Patrick frowns when I ask this. “What, the key I have to your place?”
“No, no, my key to your place,” I say, and even in the dark I can see he’s relieved.
He ta
kes his keys from his pants pocket, jangles them, and then works one deliberately from the ring.
“You sure you want it?”
“Yes,” I say, and he places it in my hand. “Thank you. Hey, wait, how did you get a new key to my place?”
“There was a spare one in your pants. I found it when I helped you change.”
This makes me feel sick to my stomach. “Josh made that key,” I say. “He made it without asking me.”

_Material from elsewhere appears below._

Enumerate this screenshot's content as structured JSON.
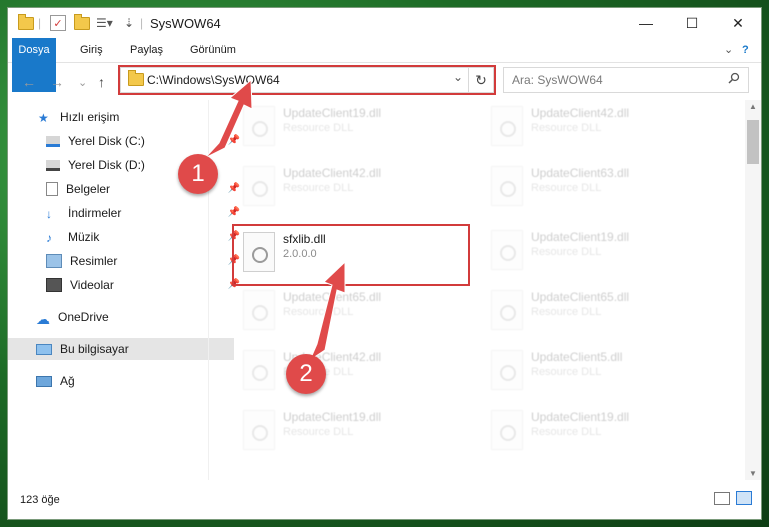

I feel like I’m going to cry again; this damn feeling comes and goes like waves and I grab Patrick’s hand to try to hold the feeling off.
“God, Pat, you knew him too—”
“We weren’t super close. He knew Joe from way back, though.”
“Joe, what happened to Joe? I saw the sign, did he get kicked out?”
“Joe got his shit together and went back to work. He’s in Sacramento.”
“You’re kidding me?”
“I’m not.”
“Josh didn’t really blow up the bus, did he?”
“I just don’t think he could have.”
“Okay,” I say, and I take a deep breath. “Can I tell you something, Pat?”
There’s a knock on the door and we both jump as my sister’s muffled voice says, “Are you guys coming down? Mom just took dinner out of the oven.” Neither of us heard her coming.
Patrick stands up, and takes my hand to help me to my feet. “Not now,” he says. “Don’t tell me anything now. Tell me when you get back.”
26
Patrick leaves early Friday morning to run—literally—to his company’s satellite office here in the city to pick up Mom’s car. They have a parking garage, and Patrick worked some deal with one of the attendants—probably involving the exchange of soft drugs or expensive wines—to let him park it there for the week.
Katie’s flight for Auckland leaves just before ten, and my own flight is something like an hour and a half after that. We’re going to the cellular store to get me a replacement phone, then Mom will take us to the airport, wave good-bye, and drive back to Seattle as one of her daughters flies far west, and the other goes not so far to the east. And she’ll be happy about it. This is my prediction.
Katie seems to have turned back into herself after being sulky over my walk with Mom. I’d say I’ve turned back into myself too, but I don’t feel like I can exactly put a finger on just what “myself” is. But things feel normal, at least, with the two of us.